Border Security in Wonderland
ACRU Staff
June 2, 2007
Perhaps last week’s top news story, not counting whatever Rosie O’Donnell and Lindsay Lohan were doing, was the story of Andrew Speaker, the Atlanta personal injury lawyer who decided it would be a good idea to fly a few thousand miles here and there notwithstanding his knowing that he had a virulent form of tuberculosis. The passengers cooped up with him on his long, trans-oceanic flights have not been entirely thrilled with Mr. Speaker’s decisions. They bear some misgivings about having had to share enclosed cabin space with the updated version of the Black Death.
The effort to track down Mr. Speaker and keep him from re-entering the United States was not entirely unsuccessful. His passport was flagged and instructions were given that he was to be detained at the border. The border agent who encountered him when he tried to enter from Canada picked up the flag, but decided — he claims — that the hold-at-the-checkpoint instructions were “discretionary.” So Mr. Speaker crossed the border.

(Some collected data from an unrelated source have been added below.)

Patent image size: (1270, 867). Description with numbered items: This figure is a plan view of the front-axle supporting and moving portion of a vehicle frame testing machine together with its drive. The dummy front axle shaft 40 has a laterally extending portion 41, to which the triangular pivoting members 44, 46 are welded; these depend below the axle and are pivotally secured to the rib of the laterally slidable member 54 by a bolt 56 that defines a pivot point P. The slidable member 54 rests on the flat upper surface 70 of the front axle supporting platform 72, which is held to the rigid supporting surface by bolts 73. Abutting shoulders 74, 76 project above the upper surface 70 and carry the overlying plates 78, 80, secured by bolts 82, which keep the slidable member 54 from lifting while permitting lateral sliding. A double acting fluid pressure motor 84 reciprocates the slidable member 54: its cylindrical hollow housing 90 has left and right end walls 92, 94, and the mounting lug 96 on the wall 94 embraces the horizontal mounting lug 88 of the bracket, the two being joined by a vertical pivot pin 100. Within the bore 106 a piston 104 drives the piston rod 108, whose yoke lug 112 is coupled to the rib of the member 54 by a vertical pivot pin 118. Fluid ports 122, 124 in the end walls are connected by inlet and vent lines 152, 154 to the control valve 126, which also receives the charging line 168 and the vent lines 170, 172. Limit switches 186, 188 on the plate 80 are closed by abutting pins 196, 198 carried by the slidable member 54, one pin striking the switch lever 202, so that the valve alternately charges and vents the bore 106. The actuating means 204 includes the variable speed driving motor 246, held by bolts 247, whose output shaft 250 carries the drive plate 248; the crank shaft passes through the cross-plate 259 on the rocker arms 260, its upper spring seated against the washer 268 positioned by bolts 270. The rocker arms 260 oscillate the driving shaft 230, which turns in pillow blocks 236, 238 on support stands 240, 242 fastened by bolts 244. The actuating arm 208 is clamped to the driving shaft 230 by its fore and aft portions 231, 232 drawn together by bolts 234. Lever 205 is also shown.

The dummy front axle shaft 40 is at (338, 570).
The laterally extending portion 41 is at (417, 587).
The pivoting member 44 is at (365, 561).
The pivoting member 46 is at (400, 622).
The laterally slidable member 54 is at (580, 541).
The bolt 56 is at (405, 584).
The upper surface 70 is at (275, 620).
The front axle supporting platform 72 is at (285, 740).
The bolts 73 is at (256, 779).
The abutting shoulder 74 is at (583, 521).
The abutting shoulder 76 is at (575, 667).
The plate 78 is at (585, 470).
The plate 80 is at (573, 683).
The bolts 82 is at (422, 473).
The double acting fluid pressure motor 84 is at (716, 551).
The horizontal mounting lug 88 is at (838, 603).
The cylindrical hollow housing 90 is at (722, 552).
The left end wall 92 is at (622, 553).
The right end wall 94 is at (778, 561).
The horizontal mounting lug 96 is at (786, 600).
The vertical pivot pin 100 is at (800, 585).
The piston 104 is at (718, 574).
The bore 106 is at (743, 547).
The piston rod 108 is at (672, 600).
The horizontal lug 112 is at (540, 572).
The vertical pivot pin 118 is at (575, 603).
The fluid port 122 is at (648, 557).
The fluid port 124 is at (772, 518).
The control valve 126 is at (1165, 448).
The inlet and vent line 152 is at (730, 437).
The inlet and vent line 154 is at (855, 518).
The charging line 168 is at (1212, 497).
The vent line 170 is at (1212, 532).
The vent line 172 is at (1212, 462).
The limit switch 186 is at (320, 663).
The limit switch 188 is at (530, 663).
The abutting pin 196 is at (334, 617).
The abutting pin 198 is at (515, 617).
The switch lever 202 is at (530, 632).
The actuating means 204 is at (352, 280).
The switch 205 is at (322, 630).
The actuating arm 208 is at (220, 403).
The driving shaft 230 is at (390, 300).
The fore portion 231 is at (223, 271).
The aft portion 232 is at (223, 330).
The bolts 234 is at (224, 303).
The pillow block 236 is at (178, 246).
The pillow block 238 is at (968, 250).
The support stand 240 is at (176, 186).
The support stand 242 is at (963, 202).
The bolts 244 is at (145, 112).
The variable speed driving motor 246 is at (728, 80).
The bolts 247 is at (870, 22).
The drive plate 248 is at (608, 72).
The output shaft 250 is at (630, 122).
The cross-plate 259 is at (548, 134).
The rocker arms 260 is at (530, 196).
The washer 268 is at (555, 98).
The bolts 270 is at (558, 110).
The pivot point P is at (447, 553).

This episode surely has implications for the immigration package now being considered by Congress. All sides believe (or say they believe) that concrete guarantees of effective border security must be the anchor of any new plan. But how could those guarantees be taken seriously? We saw over the last few days how easy it was for a person whose identity and risk factors were known in advance to walk right past security even though he had been flagged and stopped.
By far the major problem with border security exists at our southern border. The problem is, specifically, that anonymous illegal immigrants by the thousands cross there, mostly with impunity, because they never encounter a border guard at all and even when they do, there is at best only spotty enforcement. Since we now know how porous and inept border security is even when both the opportunity and the mechanisms for enforcement are better than they will ever be in the Southwest, it is simply impossible for sensible people to believe the “guarantees” we are hearing about will be worth the proverbial paper they’re printed on.